97 開高健『日本人の遊び場』㉑
さらに、こんなお客さん。
〈私が見ているときにも一人の老人があらわれた。〉
昭和38年の老人は幾つからでしょう。
〈年のころは五十五、六歳。〉
五十代はもう老人です!
〈いまどき珍しいカンカン帽をかぶり、首に
ファッションが尖っていますね!
彼はミルクコーヒーを飲みつつ観劇をし、舞台への差し入れはもちろん、場内にいる子供にもあれこれ麦わら帽子やジュースやらを買い与える人として知られていました。
豆子さんによると、このような噂があるらしい。
〈「いつもああするんですよ。いつおああしてそこいらの子供になにか買ってやるんです。なにをしている人なのか、名前もなにもいわないからわからないんですが、子供を三人とも死なしてしまったとかいうことです。どこかの組の親分衆じゃないかってみんな噂していますけれど、よくわかりません」〉
ほかにも、木戸銭百三十円を払ってくる常連さんたちは、十時間飲まず食わずで舞台に見入っている人、野菜売りのおばさんは、一杯ひっかけて座席で安来節を踊り出すということですし、飛ばす野次を練りに練って、調子をつけて時事ネタも織り込んで、二度同じ野次を飛ばさない花屋のおじさんなど、並々ならぬ方々ばかりです。
花屋のおじさんの長い長い創作野次「豆ちゃん見染めて十八年」が紹介されていますが、花屋の仕事の合間にみごとなものです。長いので省略しますが、開高はこのように感心します。

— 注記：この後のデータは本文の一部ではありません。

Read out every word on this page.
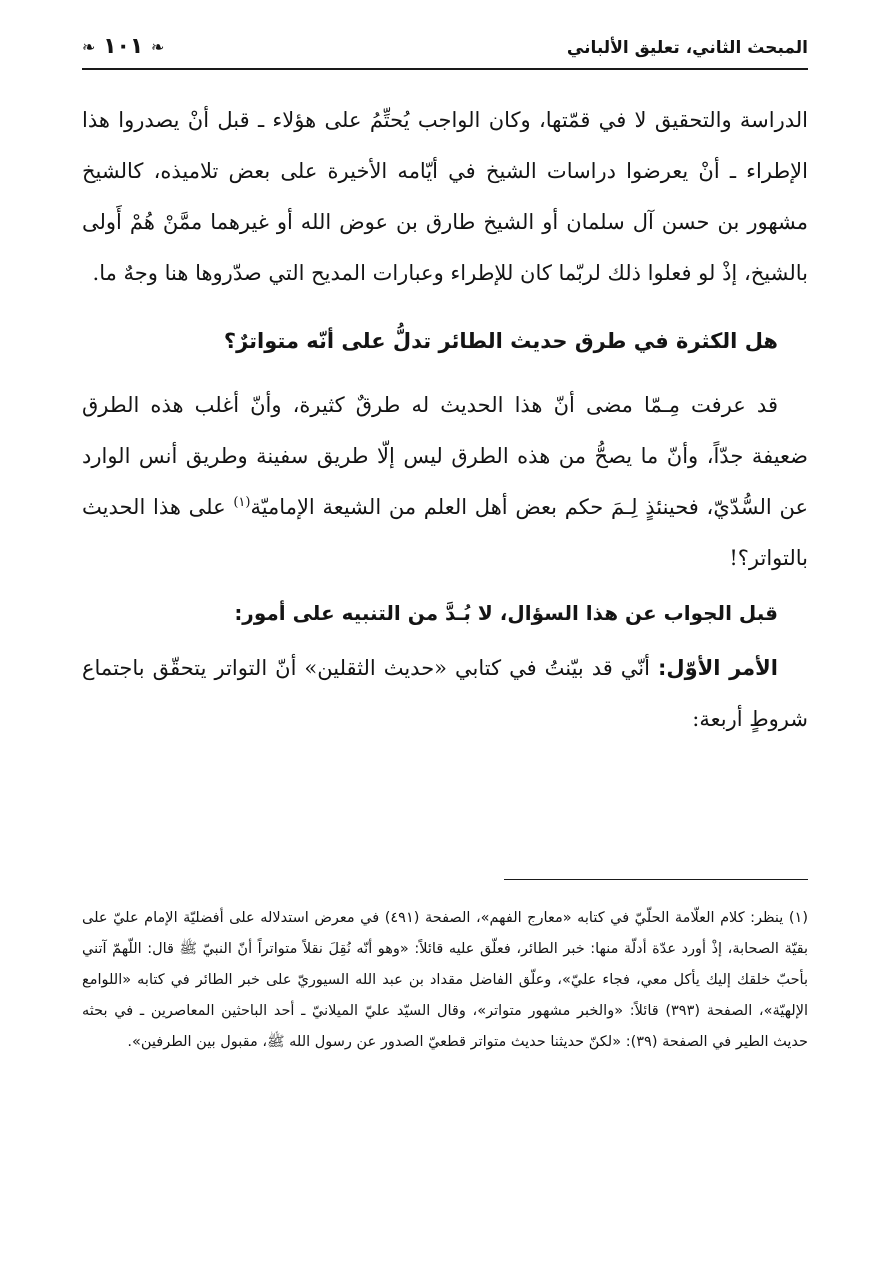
المبحث الثاني، تعليق الألباني
❧ ١٠١ ❧

الدراسة والتحقيق لا في قمّتها، وكان الواجب يُحتِّمُ على هؤلاء ـ قبل أنْ يصدروا هذا الإطراء ـ أنْ يعرضوا دراسات الشيخ في أيّامه الأخيرة على بعض تلاميذه، كالشيخ مشهور بن حسن آل سلمان أو الشيخ طارق بن عوض الله أو غيرهما ممَّنْ هُمْ أَولى بالشيخ، إذْ لو فعلوا ذلك لربّما كان للإطراء وعبارات المديح التي صدّروها هنا وجهٌ ما.

هل الكثرة في طرق حديث الطائر تدلُّ على أنّه متواترٌ؟

قد عرفت مِـمّا مضى أنّ هذا الحديث له طرقٌ كثيرة، وأنّ أغلب هذه الطرق ضعيفة جدّاً، وأنّ ما يصحُّ من هذه الطرق ليس إلّا طريق سفينة وطريق أنس الوارد عن السُّدّيّ، فحينئذٍ لِـمَ حكم بعض أهل العلم من الشيعة الإماميّة$^{(١)}$ على هذا الحديث بالتواتر؟!

قبل الجواب عن هذا السؤال، لا بُـدَّ من التنبيه على أمور:

الأمر الأوّل: أنّي قد بيّنتُ في كتابي «حديث الثقلين» أنّ التواتر يتحقّق باجتماع شروطٍ أربعة:

(١) ينظر: كلام العلّامة الحلّيّ في كتابه «معارج الفهم»، الصفحة (٤٩١) في معرض استدلاله على أفضليّة الإمام عليّ على بقيّة الصحابة، إذْ أورد عدّة أدلّة منها: خبر الطائر، فعلّق عليه قائلاً: «وهو أنّه نُقِلَ نقلاً متواتراً أنّ النبيّ ﷺ قال: اللّهمّ آتني بأحبّ خلقك إليك يأكل معي، فجاء عليّ»، وعلّق الفاضل مقداد بن عبد الله السيوريّ على خبر الطائر في كتابه «اللوامع الإلهيّة»، الصفحة (٣٩٣) قائلاً: «والخبر مشهور متواتر»، وقال السيّد عليّ الميلانيّ ـ أحد الباحثين المعاصرين ـ في بحثه حديث الطير في الصفحة (٣٩): «لكنّ حديثنا حديث متواتر قطعيّ الصدور عن رسول الله ﷺ، مقبول بين الطرفين».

〈こういう遊びは、私には、最高の遊びのように思えるのである。〉
パリのシャンソン小屋でも同じようにタバコがもうもうと立ち込め、ブーイングや鋭い罵倒や皮肉を舞台に浴びせていたというのですが、それに匹敵する好もしい率直さに木馬館も包まれているし、ひょっとしたらパリ以上、世界にもどこにもないと絶賛します。
さいごに開高は、それとくらべて銀座の味気無さを嘆きますが、顧みるとそういう自分は安来節の味がわからない人間であると残念がります。インテリだもんなあ。野次を飛ばす人たちをうらやましく眺めるだけの、外国人のような気がするというのです。
〈私のように安来節のわからない人間が毎年ふえるいっぽうだとすると、やがて木馬館は、いまつめかけている年配の人たちが死んでしまうと、どういうことになるだろうか。
こういう小屋がなくなるかもしれないと考えるのは、私には、なんともさびしく、無残なことのように思えてならない。〉
現在の浅草木馬館は、大衆演劇の小屋になっており、私もいつか観劇に行きたいと思っています。地方でしか大衆演劇みたことないので、野次とかどうなんですかね。濃い目のお客さまは見たことありますけど。
1963年の木馬館とはまた違った熱気に出会えると思いますが、安来節にのれなかった開高は大衆演劇はどう思うんでしょうね。
今回で『日本人の遊び場』篇は終了です。
お付き合いありがとうございました。